Even if the injury is temporary, the cost to repair the injury cannot be recovered when the cost exceeds the loss in the land’s value due to the injury.
But the court declined to rule whether this rule should apply to suits for injunctive relief to abate a nuisance.
Takeaways:
Barring a settlement, the issue of the availability of injunctive relief will undoubtedly be raised again on remand and is likely to make its way back to the Supreme Court.
The facts here illustrate the impossible position the courts have put landowners in when spills occur from oil and gas activities on their property. Spills around wells and tank batteries are common occurrences. In most cases, contaminated soils are either removed from the property or spread out on the property. As the court’s opinion notes, the Railroad Commission allows contaminated soil to remain onsite if it does not exceed a defined level of contamination. But while such events are common, they do not necessarily give reason to suspect groundwater contamination or risk to groundwater.

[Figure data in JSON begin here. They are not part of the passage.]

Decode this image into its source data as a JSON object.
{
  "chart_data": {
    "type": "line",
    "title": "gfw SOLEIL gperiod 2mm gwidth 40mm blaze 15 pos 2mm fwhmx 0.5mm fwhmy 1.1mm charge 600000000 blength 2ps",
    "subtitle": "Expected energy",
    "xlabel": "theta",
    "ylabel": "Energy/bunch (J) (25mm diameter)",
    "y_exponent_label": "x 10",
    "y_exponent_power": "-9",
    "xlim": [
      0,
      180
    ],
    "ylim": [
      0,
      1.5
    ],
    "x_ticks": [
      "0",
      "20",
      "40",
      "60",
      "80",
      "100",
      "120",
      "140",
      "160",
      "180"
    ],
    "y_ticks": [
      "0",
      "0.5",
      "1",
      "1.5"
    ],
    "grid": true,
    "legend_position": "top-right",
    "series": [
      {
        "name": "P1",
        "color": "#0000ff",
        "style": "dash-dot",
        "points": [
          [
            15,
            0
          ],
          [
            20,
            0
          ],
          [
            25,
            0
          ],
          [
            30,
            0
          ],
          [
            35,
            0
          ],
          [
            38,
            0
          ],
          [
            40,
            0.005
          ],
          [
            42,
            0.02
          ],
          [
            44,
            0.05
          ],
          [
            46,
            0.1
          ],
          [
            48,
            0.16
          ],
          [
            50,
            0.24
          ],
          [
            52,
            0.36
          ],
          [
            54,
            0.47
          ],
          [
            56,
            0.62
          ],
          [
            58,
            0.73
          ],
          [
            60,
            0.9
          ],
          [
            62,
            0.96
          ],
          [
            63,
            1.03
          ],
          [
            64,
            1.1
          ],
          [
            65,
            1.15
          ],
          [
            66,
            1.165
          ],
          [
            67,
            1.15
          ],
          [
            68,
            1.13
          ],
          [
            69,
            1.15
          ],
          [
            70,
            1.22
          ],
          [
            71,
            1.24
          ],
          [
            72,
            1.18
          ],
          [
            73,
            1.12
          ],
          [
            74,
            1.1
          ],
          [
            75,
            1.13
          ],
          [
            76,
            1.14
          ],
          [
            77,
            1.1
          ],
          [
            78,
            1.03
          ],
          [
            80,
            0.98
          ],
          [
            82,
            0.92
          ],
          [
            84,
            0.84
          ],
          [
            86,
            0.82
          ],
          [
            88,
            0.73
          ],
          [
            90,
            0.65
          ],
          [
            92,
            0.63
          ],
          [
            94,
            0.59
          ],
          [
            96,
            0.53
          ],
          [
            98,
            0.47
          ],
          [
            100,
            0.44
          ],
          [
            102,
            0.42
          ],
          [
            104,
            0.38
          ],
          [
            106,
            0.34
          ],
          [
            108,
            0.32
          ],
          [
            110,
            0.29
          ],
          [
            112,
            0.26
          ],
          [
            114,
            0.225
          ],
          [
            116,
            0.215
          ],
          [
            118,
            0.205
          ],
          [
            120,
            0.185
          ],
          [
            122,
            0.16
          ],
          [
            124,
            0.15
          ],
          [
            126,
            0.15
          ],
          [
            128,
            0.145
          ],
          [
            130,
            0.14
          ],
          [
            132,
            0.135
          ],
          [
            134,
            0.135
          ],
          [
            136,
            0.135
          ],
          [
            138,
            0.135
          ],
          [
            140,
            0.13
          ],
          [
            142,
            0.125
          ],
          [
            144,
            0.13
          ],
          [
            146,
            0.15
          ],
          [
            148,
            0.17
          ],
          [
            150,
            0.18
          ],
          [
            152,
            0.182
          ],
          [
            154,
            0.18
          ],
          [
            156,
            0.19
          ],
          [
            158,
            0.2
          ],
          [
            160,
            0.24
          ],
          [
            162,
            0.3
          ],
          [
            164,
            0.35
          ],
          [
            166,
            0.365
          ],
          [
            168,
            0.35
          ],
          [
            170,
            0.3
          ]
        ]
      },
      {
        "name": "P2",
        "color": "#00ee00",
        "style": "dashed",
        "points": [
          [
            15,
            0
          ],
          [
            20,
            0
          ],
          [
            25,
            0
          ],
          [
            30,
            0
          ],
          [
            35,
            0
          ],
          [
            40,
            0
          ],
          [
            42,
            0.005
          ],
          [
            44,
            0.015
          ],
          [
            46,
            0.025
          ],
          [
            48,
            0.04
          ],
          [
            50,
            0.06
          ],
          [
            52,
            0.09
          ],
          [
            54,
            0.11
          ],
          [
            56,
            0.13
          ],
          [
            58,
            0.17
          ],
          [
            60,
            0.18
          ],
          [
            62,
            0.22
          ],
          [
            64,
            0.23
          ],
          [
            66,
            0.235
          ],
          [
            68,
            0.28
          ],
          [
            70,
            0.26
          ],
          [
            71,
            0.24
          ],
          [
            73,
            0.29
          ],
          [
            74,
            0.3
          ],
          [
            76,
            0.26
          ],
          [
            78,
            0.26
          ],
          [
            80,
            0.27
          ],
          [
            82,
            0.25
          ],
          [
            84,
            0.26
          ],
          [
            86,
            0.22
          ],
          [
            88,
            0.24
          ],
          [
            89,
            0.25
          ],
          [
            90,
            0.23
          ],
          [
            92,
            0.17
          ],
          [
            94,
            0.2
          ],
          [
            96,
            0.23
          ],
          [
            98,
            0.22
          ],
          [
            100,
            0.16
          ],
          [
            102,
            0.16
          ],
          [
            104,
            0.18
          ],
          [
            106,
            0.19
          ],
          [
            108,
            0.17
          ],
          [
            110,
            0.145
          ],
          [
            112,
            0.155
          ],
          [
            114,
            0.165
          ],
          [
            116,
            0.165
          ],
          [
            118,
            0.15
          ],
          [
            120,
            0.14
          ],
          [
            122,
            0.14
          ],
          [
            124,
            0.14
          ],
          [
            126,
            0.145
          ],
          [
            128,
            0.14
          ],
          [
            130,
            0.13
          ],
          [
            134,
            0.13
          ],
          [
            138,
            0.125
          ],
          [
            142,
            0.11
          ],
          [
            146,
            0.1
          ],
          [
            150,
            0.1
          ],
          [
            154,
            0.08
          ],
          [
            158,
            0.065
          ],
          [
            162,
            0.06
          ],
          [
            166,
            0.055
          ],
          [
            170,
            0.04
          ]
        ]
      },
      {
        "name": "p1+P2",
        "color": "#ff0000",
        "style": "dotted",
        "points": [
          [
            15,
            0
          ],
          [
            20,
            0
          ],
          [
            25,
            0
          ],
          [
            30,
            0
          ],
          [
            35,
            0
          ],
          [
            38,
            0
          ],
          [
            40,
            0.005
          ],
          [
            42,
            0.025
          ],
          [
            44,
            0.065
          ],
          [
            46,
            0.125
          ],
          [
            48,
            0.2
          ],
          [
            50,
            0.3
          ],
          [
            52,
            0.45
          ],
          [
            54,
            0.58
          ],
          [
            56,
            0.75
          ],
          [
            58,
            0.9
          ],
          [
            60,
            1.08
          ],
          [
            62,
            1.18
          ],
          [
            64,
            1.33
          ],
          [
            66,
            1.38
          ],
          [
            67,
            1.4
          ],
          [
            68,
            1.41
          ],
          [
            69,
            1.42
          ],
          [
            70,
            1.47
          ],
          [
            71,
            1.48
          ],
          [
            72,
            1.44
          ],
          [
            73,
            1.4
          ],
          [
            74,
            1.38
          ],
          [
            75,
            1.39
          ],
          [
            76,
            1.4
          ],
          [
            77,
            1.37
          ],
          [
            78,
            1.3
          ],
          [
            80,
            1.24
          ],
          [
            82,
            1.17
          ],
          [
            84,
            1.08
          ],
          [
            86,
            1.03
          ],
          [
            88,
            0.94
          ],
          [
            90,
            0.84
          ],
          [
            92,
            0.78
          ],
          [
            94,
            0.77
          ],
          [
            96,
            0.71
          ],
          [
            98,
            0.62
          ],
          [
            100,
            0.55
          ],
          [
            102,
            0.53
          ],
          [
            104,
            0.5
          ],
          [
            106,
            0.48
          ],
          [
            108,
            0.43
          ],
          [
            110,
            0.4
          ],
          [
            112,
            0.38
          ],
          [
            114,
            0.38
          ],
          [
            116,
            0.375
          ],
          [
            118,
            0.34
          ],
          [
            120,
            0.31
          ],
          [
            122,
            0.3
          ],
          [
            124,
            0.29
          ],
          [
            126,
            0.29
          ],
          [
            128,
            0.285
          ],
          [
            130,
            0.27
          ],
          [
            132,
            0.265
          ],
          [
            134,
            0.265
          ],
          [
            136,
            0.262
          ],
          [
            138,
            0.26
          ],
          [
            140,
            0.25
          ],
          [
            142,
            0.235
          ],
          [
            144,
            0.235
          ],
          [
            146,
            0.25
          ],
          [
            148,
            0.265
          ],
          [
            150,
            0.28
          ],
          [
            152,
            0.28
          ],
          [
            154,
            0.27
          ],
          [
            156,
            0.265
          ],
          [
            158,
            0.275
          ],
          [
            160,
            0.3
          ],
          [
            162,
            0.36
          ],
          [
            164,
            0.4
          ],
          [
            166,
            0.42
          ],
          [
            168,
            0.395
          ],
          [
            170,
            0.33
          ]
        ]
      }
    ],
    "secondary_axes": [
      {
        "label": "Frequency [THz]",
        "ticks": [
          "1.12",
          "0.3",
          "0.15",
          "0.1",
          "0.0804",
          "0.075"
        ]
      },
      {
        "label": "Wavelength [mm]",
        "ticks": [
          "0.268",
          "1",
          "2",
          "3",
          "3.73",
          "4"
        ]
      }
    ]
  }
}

Yet because of the courts’ refusal to allow landowners to rely on the discovery rule landowners are forced to conduct their own investigation of each spill to ensure that no risk to groundwater is indicated. This may require drilling of test wells to determine the extent of subsurface contamination. In addition, many spills or leaks of hydrocarbons – from condensate tanks and pipelines, for example – may give no evidence of contamination from inspection of the surface. While the Railroad Commission has jurisdiction to require remediation of contamination, it has neither the staff nor the resources to investigate every oil field spill event.
Finally, the court’s affirmation of the “economic feasibility exception” to the measure of damages for injury to land perpetuates the unjust limitation on landowners’ ability to recover for damages caused by oil field pollution, a topic I have written about before.